Salalah is the second largest city in the Sultanate of Oman, and the largest city in the Dhofar Province. Salalah is the birthplace of the Sultan, Qaboos bin Said. Salalah attracts lots of people from other parts of Oman and GCC during the Khareef season, which starts from July to September.
The climate of the region and the monsoon allows the city to grow some vegetables and fruits like coconut.
Salalah was the traditional capital of Dhofar, which reached the peak of prosperity in the 13th century thanks to the incense trade. Later it decayed, and in the 19th century it was absorbed by the Sultanate of Muscat. In 1932-1970 Salalah was the capital of the Sultanate of Muscat and Oman, under Said bin Taimur. After the latter's death, his son Qaboos decided to move the capital of Oman to Muscat.

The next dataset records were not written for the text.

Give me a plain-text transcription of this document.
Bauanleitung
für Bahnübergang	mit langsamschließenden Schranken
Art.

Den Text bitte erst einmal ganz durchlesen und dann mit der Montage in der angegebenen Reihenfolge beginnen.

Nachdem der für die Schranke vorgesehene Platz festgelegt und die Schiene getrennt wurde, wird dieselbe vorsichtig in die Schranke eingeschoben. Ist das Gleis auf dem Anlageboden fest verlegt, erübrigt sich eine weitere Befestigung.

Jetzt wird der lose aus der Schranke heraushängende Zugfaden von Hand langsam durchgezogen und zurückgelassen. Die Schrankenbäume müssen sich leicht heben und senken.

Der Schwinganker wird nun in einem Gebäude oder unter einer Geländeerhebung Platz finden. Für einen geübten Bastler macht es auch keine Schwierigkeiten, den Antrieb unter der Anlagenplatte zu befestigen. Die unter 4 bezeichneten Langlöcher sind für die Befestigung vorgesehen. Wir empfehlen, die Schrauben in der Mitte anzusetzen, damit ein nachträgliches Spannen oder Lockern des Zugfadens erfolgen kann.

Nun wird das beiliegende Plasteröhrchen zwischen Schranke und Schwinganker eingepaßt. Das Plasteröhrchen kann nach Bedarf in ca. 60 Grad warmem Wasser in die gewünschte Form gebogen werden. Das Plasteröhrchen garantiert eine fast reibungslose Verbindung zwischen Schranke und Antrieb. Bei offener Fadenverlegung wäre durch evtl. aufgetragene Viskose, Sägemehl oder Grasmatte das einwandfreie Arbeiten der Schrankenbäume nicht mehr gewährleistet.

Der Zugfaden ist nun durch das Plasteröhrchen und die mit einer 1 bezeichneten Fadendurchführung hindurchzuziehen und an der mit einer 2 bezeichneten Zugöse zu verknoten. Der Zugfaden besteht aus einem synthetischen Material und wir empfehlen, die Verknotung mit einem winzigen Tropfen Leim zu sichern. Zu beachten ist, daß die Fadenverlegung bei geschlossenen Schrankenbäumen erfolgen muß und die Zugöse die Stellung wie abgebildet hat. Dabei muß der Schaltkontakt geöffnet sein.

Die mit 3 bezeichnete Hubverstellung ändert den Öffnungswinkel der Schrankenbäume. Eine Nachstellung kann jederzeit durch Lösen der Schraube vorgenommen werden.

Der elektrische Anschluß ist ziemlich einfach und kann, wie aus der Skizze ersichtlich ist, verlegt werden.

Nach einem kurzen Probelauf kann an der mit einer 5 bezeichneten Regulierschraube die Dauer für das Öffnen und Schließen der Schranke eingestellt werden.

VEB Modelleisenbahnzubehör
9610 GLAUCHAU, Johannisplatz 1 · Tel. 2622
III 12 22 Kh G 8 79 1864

The Sultan traditionally lives in Salalah rather than in Muscat, the capital and largest city in Oman; Qaboos has bucked this trend, and has lived in Muscat since he ascended to the throne in 1970. He does, however, visit Salalah fairly regularly to meet with influential tribal and local leaders; his last visit was in 2010 and before that he visited in 2006.
In 2010, during the 40th anniversary of Sultan Qaboos' taking the throne, he decided to spend his time in Salalah. The 40th anniversary celebrations consisted of a massive parade. It lasted several hours and had an estimated 100,000 attendees. In 2011 the city hosted peaceful protests after the domino effect from the Arab Spring which lasted many several months. Of the many requests filed from the protesters, some included the expulsion of the current ministers, job opportunities, salary increases, a solution to the increasing cost of living, and the establishment of Islamic banks
The city, like many other in Arab states of the Arabian peninsula, has a relatively large expatriate community, mainly from India, Pakistan, Bangladesh and Sri Lanka.
The majority of the Omani population in Salalah is Muslim. Like the majority of the Middle East, most people in Salalah follow the Sunni sect of Islam; unlike the majority of Omanis in Muscat which mostly follow the Ibadhi sect. There is also a considerable population of Hindus, Christians, Buddhists and Sikhs in the expatriate community.
Arabic is the official language and the most spoken one. The unofficial, unwritten language known as Jeballi is the second most spoken language and the mother tongue of many in Salalah and its surrounding areas. As of 1993 there were an estimated 25,000 speakers and the numbers have more than doubled ever since.